Key Takeaways for Founders Current (or Considering) Raising:

  • Hard truth #1: Deals are still getting done and investors are still deploying capital despite challenging market conditions. Too many projects that should not have received capital were able to raise in the bull market - that is now gone. If a startup isn't attracting funding, investors are not convinced about the investability of the product.

  • Hard truth #2: Prioritize choosing the right investor who will provide long-term support over aiming for a high valuation. The true value of an investor goes beyond just their monetary contribution; strategic guidance, network access, and long-term commitment are crucial and worth optimizing for.

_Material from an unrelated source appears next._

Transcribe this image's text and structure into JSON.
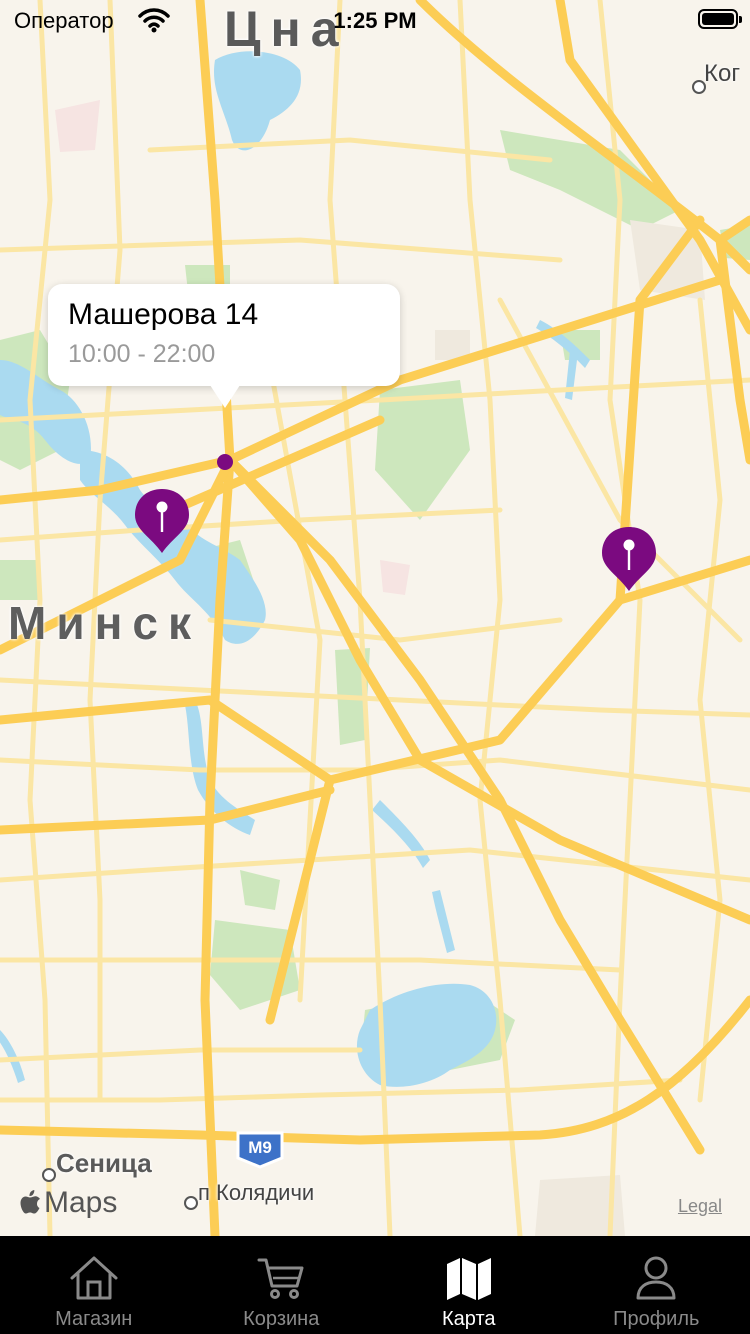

  • Hard truth #3: Where you build matters. Understand the ecosystem and infrastructure in which you’re building on, focus on how that particular ecosystem enhances your use case. Too many founders don’t understand how to best leverage their ecosystem - a scrappy opportunity that takes hustle.

Tokenize Me: A conversation on token models for consumer adoption with Jess Sloss, Seed Club; Josh Cornelius, Seed Club; & Mike Deal, SuperRare

Source: Seed Club

TL;DR

Token models should prioritize rewarding early adopters and maintaining transparency through community-aligned constitutions. While initial token launches might falter, it's vital to start with an MVP and adapt based on feedback. Data suggests a significant portion of airdrop recipients may sell, necessitating long-term strategies. SuperRare's token model exemplifies benefits by letting collectors stake on artists, merging social connection with financial speculation. Though token launches alone don't guarantee vast user acquisition, integrating tokens can enhance user experience by gamifying products and fostering value exchange.

Wen Token?

  • Token models should consider rewarding early adopters, much like Uniswap, which distributed 70% of tokens to the community and 30% to insiders.

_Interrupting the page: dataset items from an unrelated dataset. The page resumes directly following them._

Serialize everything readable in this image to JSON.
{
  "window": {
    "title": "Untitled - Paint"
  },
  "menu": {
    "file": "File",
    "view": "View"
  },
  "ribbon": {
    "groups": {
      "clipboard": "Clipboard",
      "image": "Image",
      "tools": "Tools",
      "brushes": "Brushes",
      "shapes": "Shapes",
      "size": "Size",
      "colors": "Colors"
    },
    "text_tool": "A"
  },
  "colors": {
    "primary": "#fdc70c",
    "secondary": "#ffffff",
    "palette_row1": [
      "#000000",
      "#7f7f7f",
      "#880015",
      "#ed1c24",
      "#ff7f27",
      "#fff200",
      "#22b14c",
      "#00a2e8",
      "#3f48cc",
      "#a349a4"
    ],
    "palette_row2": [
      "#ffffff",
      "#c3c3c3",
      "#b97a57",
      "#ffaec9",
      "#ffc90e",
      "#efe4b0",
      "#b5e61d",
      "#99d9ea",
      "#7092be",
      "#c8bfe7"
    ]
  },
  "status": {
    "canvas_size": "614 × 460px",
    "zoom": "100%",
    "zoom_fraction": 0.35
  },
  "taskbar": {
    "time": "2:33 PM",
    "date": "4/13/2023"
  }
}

  • Align the community around a constitution to explain the significance of the token.

  • You likely will get your token launch wrong - that’s okay. Launch a Minimum Viable Product (MVP) and gauge community response.

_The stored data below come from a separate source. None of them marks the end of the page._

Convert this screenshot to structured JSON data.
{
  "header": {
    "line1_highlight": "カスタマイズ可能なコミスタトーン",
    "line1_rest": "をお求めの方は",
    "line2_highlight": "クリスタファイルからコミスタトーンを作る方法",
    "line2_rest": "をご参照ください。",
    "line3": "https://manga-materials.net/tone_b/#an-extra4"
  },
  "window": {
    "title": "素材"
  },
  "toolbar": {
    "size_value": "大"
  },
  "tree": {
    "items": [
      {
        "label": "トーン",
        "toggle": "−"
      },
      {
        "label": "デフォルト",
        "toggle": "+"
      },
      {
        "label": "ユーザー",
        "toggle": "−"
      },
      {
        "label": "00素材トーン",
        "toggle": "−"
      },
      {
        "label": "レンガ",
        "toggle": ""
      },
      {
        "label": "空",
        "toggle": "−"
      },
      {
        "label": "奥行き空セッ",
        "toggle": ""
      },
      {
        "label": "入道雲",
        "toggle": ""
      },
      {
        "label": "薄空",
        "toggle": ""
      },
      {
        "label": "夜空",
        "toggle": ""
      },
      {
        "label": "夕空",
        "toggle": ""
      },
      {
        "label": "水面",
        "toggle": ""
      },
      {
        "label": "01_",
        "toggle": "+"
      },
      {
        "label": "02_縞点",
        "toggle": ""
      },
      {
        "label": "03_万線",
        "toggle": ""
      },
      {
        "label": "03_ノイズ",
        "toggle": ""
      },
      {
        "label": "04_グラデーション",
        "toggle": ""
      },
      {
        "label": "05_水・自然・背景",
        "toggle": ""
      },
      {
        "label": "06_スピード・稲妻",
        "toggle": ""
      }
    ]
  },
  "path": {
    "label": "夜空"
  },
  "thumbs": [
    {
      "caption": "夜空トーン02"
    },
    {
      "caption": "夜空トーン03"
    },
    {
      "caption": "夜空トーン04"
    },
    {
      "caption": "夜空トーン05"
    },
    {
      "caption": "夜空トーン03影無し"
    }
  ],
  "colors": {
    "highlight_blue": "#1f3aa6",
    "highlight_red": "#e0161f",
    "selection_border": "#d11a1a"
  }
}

  • Note: based on the data 80-90% of airdrop holders might sell their tokens. Long-term strategies should be considered to counteract this.

  • Timing is always a key question when it comes to token launch. Resist rushing this process and consider their existing cap table when designing a token model.

Token Models and Benefits: SuperRare Example

  • SuperRare's model allows collectors to stake $rare on artists. When an artist makes a sale, a portion goes to a pool and is distributed to stakers. This model provides both social benefits (a feeling of connection) and financial benefits (speculation).

  • This approach introduces the potential for co-ownership and allows collectors to diversify their portfolios - drawing parallels between onchain media and collecting artifacts to form social graphs.

Tokens as acquisition mechanisms:

  • Tokens can be used as a mechanism to drive user acquisition. However, token launch alone isn't sufficient to attract massive users (e.g., 1M people). It's more effective to first get people to buy into your product. For instance, having a "collect" button on Spotify might attract more users.

  • As your product grows, ensure there's a mechanism for the demand for your tokens to grow as well.

  • Tokenizing consumer products may present challenges. However, tokens can make the user experience more fun and gamified, creating a connection to value and facilitating value exchange.

Final Thoughts:

The current landscape of consumer crypto is at a fascinating intersection, we’re not there yet, but we’re building. Use cases are emerging, value is being captured, and most importantly, people are having fun with web3-enabled experiences. Founders who are willing to adapt, experiment, and focus on truly resonating with their communities will shape the future of consumer crypto. If we succeed, web3 will fade into the background and we’ll just be talking about how we’re creating new consumer experiences.